McPherson Square homeless encampment
Roughly 70 people were evicted from a homeless encampment in McPherson Square in 2023. Credit: Alex Koma

D.C. officials say they’ve worked diligently to connect homeless people living at McPherson Square to housing in the run-up to the encampment’s clearing today. But a coalition of national advocacy groups is frustrated that District leaders twice refused their offers to help people there and connect them with resources beyond what the city can provide.

The National Coalition for Housing Justice, which includes 15 prominent organizations focused on housing and homelessness, twice proposed to “hold a convening (at our expense)” by Feb. 10 that “brings together local and national experts, service providers, McPherson Square residents, funders (including philanthropy), government and other stakeholders to identify the steps necessary to rehouse the residents of McPherson Square,” according to emails forwarded to Loose Lips. The groups said they were “offering our full resources and capacity to help address systemic issues at play” in assisting the roughly 70 people living at the park.

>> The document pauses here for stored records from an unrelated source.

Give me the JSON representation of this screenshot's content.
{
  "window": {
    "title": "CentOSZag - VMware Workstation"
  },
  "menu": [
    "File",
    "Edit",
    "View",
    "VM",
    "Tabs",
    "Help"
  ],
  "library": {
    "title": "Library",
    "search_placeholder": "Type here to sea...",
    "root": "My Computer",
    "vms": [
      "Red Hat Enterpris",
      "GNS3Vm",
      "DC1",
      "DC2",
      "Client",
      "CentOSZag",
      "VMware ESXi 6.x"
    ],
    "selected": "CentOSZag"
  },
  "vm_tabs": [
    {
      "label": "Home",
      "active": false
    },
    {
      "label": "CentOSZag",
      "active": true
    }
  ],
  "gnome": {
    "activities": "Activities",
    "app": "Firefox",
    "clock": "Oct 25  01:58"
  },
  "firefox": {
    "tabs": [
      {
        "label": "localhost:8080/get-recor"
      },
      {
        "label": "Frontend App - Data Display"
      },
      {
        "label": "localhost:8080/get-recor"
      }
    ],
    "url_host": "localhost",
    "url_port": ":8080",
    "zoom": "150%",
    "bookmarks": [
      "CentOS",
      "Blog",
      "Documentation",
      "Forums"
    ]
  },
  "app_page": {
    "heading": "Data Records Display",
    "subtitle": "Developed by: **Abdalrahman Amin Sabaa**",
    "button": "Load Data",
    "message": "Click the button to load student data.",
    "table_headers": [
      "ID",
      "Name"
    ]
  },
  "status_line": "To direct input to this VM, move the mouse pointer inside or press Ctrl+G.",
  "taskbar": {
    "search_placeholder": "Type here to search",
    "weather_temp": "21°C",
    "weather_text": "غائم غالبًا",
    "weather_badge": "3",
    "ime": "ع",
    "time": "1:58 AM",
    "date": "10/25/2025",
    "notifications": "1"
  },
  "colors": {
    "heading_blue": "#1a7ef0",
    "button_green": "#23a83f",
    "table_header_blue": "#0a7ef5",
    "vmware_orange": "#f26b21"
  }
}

D.C. Deputy Mayor for Health Human Services Wayne Turnage responded to both these entreaties, the emails show, but said on Feb. 10 that the “relentless engagement work” required of his office meant that there was “no block of available time between now and the planned date of closure to prepare for and have the meetings you describe.” The National Park Service has taken the lead on the clearing of the park, since McPherson is federally managed property, but Turnage’s office pushed for an expedited clearing of the encampment, which was originally set to take place on April 12.

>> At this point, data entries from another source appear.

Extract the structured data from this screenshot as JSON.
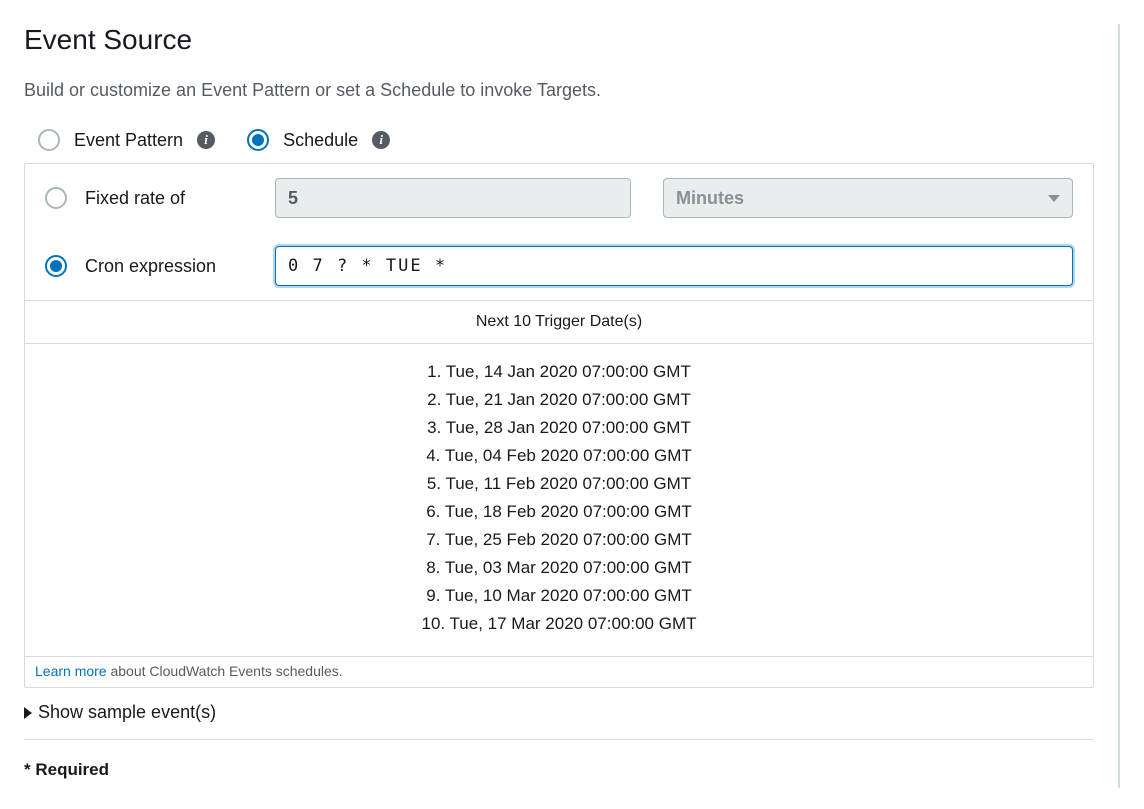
{
  "title": "Event Source",
  "description": "Build or customize an Event Pattern or set a Schedule to invoke Targets.",
  "sourceType": {
    "eventPattern": {
      "label": "Event Pattern",
      "selected": false
    },
    "schedule": {
      "label": "Schedule",
      "selected": true
    }
  },
  "schedule": {
    "fixedRate": {
      "label": "Fixed rate of",
      "selected": false,
      "value": "5",
      "unit": "Minutes"
    },
    "cron": {
      "label": "Cron expression",
      "selected": true,
      "value": "0 7 ? * TUE *"
    }
  },
  "triggers": {
    "header": "Next 10 Trigger Date(s)",
    "items": [
      "1. Tue, 14 Jan 2020 07:00:00 GMT",
      "2. Tue, 21 Jan 2020 07:00:00 GMT",
      "3. Tue, 28 Jan 2020 07:00:00 GMT",
      "4. Tue, 04 Feb 2020 07:00:00 GMT",
      "5. Tue, 11 Feb 2020 07:00:00 GMT",
      "6. Tue, 18 Feb 2020 07:00:00 GMT",
      "7. Tue, 25 Feb 2020 07:00:00 GMT",
      "8. Tue, 03 Mar 2020 07:00:00 GMT",
      "9. Tue, 10 Mar 2020 07:00:00 GMT",
      "10. Tue, 17 Mar 2020 07:00:00 GMT"
    ]
  },
  "learnMore": {
    "link": "Learn more",
    "text": " about CloudWatch Events schedules."
  },
  "expand": {
    "label": "Show sample event(s)"
  },
  "required": {
    "label": "* Required"
  }
}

To advocates, Turnage’s dismissal of such an offer is more evidence that the primary concern of city officials is not connecting people with housing but getting the encampment, located in a highly trafficked downtown area, cleared as quickly as possible. A spokesperson for Turnage’s office didn’t respond to a request for comment.

“Most communities we work with nationally would welcome national partners and philanthropies here,” Amanda Misiko Andere, the CEO of Funders Together to End Homelessness and a coalition member, tells LL. “Their refusal says they don’t want to prioritize helping people.”

Misiko Andere says her organization and others in the coalition will still try to do what they can to help McPherson’s former residents after the encampment clearing, which begins at 10 a.m. Wednesday. But she would’ve much preferred to work closely with the District, since the city is “in a unique position where it has actual resources to help people,” but just needs help with the logistics of matching people to housing vouchers. The organizations in her coalition could have tried to find resources for them, perhaps via the nonprofit sector, to bridge the gap in the long wait between when someone is given a voucher and they actually get the keys to an apartment, for instance.

And Misiko Andere had hoped to find willing partners in Mayor Muriel Bowser’s administration, given officials’ repeated commitments to helping McPherson residents before the clearing. Turnage wrote in one of his replies to Misiko Andere’s coalition that his goal is to “connect as many residents to housing as possible.” John Falcicchio, Bowser’s chief of staff, wrote on Twitter in response to one of LL’s tweets on McPherson that the purpose of the clearing was to encourage more residents there to begin “accepting services.” Bowser herself said at an event Tuesday that “we want to connect our residents to shelter or housing so that they can also have the supportive services that they need.”

So if that is truly the city’s goal, Misiko Andere wonders, what’s the rush? Her group was “offering resources and assistance with convening stakeholders to develop a different resolution process that is centered around residents in McPherson Square taking part in the decision making process about a plan forward.” She appreciates the city’s concerns about the park’s safety, but she doesn’t expect any of those were so urgent as to not even try another approach before simply closing the park and scattering its residents elsewhere.

“This displacement is just forcing us into residential areas,” some of McPherson’s residents, who asked to remain anonymous, write in an email to LL. “So when you see us outside your [apartment] building or house, you know why. When you see us sleeping in the ATM, you know why. When you see us sleeping on the slide in your local park, you know why. Blame Wayne Turnage and HHS.”

Misiko Andere believes the city’s assurances about the resources it offered to people at McPherson helped convince NPS to proceed with the closing of the park (and others like it). “They hear that and think, ‘Oh great,’ but they’re not social workers, they don’t have training in this sort of thing,” she notes.

She says her groups used some of their connections at the White House to bring the issue to higher-ups at the Department of Interior (which includes NPS) as well as the U.S. Interagency Council on Homelessness, but didn’t succeed in slowing the clearing. Misiko Andere noted that encampment clearings specifically conflict with the Biden administration’s own federal strategy to end homelessness, released in December, but it seems that didn’t have much effect.

What happens next for the people who once lived at McPherson is unclear. Most have repeatedly told outreach workers that they don’t know where they’ll go, but D.C. officials are plainly hoping to get as many as they can into either temporary housing or shelters.

Specifically, Turnage wrote on Feb. 6 that “there are 121 vacancies currently in the [shelter] system, 85 for men and 26 for women.” “This is more than sufficient to house the residents in McPherson Square who have not engaged for services,” he added.

But some advocates have already begun warning that the shelter system could quickly hit capacity this winter as McPherson is closed (particularly as it houses the migrants bused to D.C. from border states). And residents of McPherson have their own reasons to avoid shelters, noting that some “have no ventilation, mold in the ceiling, mold in the showers,” or lack decent security.

“Rather than move to housing, they will move to a new park, corner, or underpass where they will be disconnected from case management and support services,” At-Large Councilmember Robert White, Ward 1 Councilmember Brianne Nadeau, Ward 8 Councilmember Trayon White, Ward 4 Councilmember Janeese Lewis George, and Ward 3 Councilmember Matt Frumin wrote in a Feb. 13 letter to NPS, urging them to pause the clearing.